Onglet actif : Quatre figures en résistance

Façade du Panthéon, le 25 mai 2015
© Assemblée nationale
25 juin 1903 : Naissance de Pierre Brossolette, fils de Jeanne Vial et de Léon Brossolette.
1922-1925 : Entré premier à l'École normale supérieure (ENS) en 1922, il est reçu 2ème à l’agrégation d’histoire en 1925.
1925-1939 : Membre de la Ligue des droits de l'homme (LDH), de la Ligue internationale contre l'antisémitisme (LICA), initié à la maçonnerie à la Grande Loge de France, il adhère à la Section française de l'Internationale ouvrière (SFIO) en 1929.
Militant socialiste, il se présente sans succès à la députation de l'Aube sous l'étiquette du Front populaire en 1936 avant d’intégrer le cabinet du ministre des Colonies.
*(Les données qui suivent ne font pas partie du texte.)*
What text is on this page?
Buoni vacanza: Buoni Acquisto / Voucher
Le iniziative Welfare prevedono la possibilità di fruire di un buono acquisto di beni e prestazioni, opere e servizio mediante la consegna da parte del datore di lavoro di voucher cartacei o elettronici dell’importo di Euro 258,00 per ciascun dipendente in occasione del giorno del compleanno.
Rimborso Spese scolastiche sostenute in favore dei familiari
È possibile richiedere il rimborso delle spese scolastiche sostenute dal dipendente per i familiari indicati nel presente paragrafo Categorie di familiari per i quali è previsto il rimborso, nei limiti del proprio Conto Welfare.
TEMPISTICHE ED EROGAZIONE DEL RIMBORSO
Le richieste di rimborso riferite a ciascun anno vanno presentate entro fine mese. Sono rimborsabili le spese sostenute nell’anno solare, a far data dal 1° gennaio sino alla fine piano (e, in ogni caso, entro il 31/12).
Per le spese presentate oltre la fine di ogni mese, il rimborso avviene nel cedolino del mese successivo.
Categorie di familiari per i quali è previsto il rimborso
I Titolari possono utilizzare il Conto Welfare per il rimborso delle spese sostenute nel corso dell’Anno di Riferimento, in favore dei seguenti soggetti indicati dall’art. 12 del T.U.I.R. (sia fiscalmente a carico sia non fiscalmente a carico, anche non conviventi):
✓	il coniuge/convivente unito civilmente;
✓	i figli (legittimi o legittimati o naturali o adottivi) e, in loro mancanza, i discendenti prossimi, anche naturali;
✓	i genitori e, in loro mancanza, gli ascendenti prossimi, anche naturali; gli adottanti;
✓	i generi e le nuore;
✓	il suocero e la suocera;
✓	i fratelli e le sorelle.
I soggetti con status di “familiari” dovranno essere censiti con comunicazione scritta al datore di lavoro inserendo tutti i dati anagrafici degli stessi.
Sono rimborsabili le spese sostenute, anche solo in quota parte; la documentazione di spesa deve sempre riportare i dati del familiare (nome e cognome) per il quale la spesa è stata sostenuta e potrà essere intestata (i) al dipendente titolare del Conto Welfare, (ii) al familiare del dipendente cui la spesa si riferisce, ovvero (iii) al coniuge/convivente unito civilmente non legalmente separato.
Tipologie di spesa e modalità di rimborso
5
Il écrit dans plusieurs journaux tels que L'Europe nouvelle, Le Quotidien, Le Progrès civique, Les Primaires, Notre Temps, Excelsior, Marianne et Terre Libre, ainsi que le journal de la SFIO, Le Populaire.
Il est mobilisé le 23 août 1939 au 5e Régiment d'Infanterie Navarre, avec le grade de lieutenant. Démobilisé fin août 1940, il apprend quelque temps plus tard que sa demande de réintégration au sein du corps enseignant a été refusé par l’administration de Vichy en raison de son passé antifasciste.
1941 : Il rejoint le réseau de résistance du musée de l’Homme, devient rédacteur en chef du journal « Résistance » dont il rédige en mars 1941 le dernier numéro avant son démantèlement par les Allemands. Il participe également à la formation des groupes de résistance Libération-Nord et Organisation Civile et Militaire (OCM) dans la zone occupée.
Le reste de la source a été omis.